Time for you to hear another Beta22 off a good source, with good quality music and with good headphones.  Also, as those Hifiman planar headphones are EXTREMELY inefficient, a using low gain won't be too much fun, or perhaps you just didn't like the headphones (I personally didn't, but I'm a Grado fan) 

post #8 of 31

I agree with the comments others have offered and would look at the source. If the source seemed nice, or better if you are familiar with the source, perhaps the B22 is simply not your cup of tea. Theres nothing wrong with that.

 

One of the worst things about meets is that its often quite hard to hear an amp on a source you are familiar with.

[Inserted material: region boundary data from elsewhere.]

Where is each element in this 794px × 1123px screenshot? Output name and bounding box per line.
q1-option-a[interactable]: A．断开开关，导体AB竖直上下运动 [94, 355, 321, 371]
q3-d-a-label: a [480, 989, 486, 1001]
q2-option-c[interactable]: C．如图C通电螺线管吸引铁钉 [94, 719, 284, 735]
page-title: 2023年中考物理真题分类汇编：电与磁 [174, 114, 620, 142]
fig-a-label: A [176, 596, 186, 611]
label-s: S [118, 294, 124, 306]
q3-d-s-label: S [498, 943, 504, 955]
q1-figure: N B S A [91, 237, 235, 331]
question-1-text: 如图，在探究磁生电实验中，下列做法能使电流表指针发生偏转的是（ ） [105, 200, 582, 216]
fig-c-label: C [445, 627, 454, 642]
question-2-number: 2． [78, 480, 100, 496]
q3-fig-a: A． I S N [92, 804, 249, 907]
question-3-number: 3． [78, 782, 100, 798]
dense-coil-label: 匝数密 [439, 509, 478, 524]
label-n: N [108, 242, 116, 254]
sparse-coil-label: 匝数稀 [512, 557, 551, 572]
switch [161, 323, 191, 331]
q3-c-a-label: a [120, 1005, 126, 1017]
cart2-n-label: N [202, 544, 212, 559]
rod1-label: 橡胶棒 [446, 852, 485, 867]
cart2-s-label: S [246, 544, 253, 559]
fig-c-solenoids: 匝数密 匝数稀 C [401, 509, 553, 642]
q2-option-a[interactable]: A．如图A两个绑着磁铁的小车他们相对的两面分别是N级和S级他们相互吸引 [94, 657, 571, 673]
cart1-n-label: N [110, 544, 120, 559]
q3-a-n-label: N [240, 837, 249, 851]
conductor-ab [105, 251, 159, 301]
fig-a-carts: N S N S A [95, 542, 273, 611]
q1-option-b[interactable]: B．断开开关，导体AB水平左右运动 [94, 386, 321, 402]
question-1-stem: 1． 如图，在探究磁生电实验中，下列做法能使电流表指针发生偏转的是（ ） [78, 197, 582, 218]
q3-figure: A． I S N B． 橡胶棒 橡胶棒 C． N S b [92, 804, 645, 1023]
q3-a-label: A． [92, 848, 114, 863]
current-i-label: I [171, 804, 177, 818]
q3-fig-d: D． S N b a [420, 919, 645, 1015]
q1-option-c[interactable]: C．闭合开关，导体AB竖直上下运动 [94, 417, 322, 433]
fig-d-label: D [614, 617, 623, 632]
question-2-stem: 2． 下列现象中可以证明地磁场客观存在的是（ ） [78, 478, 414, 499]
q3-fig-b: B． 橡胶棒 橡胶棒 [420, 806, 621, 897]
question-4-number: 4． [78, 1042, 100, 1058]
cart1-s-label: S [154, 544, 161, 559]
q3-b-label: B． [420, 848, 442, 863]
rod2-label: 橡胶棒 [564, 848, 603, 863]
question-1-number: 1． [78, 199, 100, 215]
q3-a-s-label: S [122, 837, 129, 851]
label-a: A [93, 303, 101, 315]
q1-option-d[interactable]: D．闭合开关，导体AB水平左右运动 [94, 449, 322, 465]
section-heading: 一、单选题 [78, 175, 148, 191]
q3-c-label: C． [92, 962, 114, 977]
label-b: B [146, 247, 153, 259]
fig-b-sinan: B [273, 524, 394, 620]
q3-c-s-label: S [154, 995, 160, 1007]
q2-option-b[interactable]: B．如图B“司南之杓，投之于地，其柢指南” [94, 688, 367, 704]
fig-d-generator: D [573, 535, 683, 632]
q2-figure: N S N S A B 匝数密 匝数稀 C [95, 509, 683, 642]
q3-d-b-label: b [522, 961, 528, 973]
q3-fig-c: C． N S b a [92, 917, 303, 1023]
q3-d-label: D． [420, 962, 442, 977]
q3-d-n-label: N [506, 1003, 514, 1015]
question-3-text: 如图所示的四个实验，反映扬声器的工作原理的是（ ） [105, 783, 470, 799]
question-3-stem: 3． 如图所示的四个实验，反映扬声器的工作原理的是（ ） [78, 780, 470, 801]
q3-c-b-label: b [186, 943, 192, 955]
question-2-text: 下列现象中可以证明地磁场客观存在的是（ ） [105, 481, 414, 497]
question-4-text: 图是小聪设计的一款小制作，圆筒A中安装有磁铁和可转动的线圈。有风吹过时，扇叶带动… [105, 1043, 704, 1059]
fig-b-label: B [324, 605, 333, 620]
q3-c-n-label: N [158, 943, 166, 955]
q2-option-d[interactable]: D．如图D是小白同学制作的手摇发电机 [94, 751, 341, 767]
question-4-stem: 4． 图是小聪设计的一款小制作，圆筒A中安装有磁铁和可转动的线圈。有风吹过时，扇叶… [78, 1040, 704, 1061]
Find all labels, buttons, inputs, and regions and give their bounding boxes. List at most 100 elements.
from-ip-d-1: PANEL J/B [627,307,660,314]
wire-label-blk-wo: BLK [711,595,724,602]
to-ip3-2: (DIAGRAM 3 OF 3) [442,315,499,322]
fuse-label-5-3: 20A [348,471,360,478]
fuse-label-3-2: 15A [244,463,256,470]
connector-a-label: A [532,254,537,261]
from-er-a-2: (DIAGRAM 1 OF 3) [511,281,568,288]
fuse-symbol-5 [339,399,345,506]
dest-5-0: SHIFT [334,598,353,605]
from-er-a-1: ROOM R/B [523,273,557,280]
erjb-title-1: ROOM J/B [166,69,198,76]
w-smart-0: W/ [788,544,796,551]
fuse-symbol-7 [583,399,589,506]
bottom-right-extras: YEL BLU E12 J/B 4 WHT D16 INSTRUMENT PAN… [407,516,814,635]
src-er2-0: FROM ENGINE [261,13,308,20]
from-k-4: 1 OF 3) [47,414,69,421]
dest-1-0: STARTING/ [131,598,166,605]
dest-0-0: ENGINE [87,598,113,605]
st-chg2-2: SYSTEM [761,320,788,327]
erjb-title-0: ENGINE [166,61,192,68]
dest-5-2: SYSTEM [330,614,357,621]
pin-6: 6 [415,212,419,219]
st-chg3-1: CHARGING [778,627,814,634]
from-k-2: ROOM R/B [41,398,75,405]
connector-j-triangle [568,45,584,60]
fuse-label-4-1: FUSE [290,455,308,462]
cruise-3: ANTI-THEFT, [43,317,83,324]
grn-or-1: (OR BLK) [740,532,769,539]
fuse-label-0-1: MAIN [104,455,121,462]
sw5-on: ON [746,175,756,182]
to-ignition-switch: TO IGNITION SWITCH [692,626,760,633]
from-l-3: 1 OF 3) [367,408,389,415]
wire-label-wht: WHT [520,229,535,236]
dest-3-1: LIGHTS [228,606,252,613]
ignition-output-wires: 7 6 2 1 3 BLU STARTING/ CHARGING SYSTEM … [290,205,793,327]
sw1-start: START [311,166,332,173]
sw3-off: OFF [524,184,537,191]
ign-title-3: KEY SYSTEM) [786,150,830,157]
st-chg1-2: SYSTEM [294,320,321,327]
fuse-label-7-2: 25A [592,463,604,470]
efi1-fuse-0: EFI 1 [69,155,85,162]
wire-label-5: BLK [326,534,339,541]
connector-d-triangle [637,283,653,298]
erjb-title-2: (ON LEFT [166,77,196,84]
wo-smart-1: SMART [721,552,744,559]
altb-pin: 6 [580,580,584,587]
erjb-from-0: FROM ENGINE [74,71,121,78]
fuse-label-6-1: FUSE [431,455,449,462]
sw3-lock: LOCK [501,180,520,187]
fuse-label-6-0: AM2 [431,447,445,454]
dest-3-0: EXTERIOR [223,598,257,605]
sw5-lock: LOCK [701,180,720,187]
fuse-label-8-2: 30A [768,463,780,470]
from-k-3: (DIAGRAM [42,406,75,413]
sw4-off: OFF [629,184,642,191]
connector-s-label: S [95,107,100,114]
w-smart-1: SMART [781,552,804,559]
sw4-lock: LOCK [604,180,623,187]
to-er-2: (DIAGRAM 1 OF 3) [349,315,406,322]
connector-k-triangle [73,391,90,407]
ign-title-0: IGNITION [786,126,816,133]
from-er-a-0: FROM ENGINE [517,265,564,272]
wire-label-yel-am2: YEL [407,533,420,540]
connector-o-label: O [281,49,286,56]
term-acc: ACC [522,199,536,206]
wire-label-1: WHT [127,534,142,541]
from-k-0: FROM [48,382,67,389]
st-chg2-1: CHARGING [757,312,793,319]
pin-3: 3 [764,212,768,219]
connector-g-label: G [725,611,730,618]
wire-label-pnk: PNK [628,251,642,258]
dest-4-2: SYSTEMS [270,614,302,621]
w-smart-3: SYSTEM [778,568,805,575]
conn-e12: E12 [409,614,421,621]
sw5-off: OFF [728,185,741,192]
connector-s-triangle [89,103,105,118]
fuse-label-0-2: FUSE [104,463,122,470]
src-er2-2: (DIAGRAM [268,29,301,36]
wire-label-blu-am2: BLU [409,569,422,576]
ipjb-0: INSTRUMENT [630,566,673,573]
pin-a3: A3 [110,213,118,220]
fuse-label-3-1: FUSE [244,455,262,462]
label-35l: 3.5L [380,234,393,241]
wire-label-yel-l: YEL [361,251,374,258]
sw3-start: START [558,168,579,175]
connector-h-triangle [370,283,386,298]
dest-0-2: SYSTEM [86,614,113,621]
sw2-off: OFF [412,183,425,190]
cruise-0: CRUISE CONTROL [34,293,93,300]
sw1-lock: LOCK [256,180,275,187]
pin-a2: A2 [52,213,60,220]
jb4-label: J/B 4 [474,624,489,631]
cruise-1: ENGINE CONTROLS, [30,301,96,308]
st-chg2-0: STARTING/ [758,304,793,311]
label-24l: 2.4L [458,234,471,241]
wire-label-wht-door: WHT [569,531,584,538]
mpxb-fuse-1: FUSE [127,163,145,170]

Reducing/eliminating variables can be tricky.

 

Quote:

Originally Posted by FallenAngel View Post

Time for you to hear another Beta22 off a good source, with good quality music and with good headphones.  Also, as those Hifiman planar headphones are EXTREMELY inefficient, a using low gain won't be too much fun

 

If the headphones/speakers are playing at your desired volume level and the volume knob is not allllll the way up against the maximum volume level there is enough gain. If you have never spun the volume knob all the way up with your least efficient headphones there is too much gain. Considering gain-bandwidth-products, the fact that random noise in op-amps generally increases as gain increases, and how normal resistive/wasteful attenuators work having your gain set a little on the low side is generally better than a little on the high side.

 

Whether my standard of "enough" and "too much" gain applies under meet conditions where even the best of us listen a decent bit louder than we do at home is a bit of a debatable point.

post #9 of 31


 

Quote:

Originally Posted by nikongod View Post

 

If the headphones/speakers are playing at your desired volume level and the volume knob is not allllll the way up against the maximum volume level there is enough gain. If you have never spun the volume knob all the way up with your least efficient headphones there is too much gain. Considering gain-bandwidth-products, the fact that random noise in op-amps generally increases as gain increases, and how normal resistive/wasteful attenuators work having your gain set a little on the low side is generally better than a little on the high side.

 

Whether my standard of "enough" and "too much" gain applies under meet conditions where even the best of us listen a decent bit louder than we do at home is a bit of a debatable point.

 

x2.  my Fostex FR speakers sound great with my Pass DIY B1 buffer at 5 o'clock, my 1.4VRM y2 DAC,  and Gainclone with 13 dB gain .  9 o'clock is sooo yesterday and unnecessary.  

 

i can easily wick up my 8x gain B22 to 3 o'clock with older ECM digital recordings driving my K702 though.
 


Edited by fishski13 - 6/14/10 at 9:29pm
post #10 of 31
Quote:
Originally Posted by El_Doug View Post

routing


what do you mean by routing?

post #11 of 31


Quote:

Originally Posted by tranhieu View Post

what do you mean by routing?


Where you put the wires in the case. 

post #12 of 31

i thought neat wiring would be enough? what else do you need to look out for so that the sound quality is not affected?

post #13 of 31

neat actually has very little to do with it - the real trick is keeping signal wires as far away from power wires as possible, and DEFINITELY not having them run in parallel close to each other.  any time they must cross, it should be done at 90 degree angles.  these two things should reduce noise by quite a margin, but it still takes a lot of time and a lot of tweaking by moving the wiring around until you reach perfection
 

Quote:
Originally Posted by tranhieu View Post

i thought neat wiring would be enough? what else do you need to look out for so that the sound quality is not affected?

post #14 of 31

does this also apply in 2-case situation, where the psu is in a separate box?

post #15 of 31

yes, but not NEARLY as much.  once you go 2-box, 90% of the challenge goes away :) 

 

at least, so says MoodySteve
 

Quote:
Originally Posted by tranhieu View Post

does this also apply in 2-case situation, where the psu is in a separate box?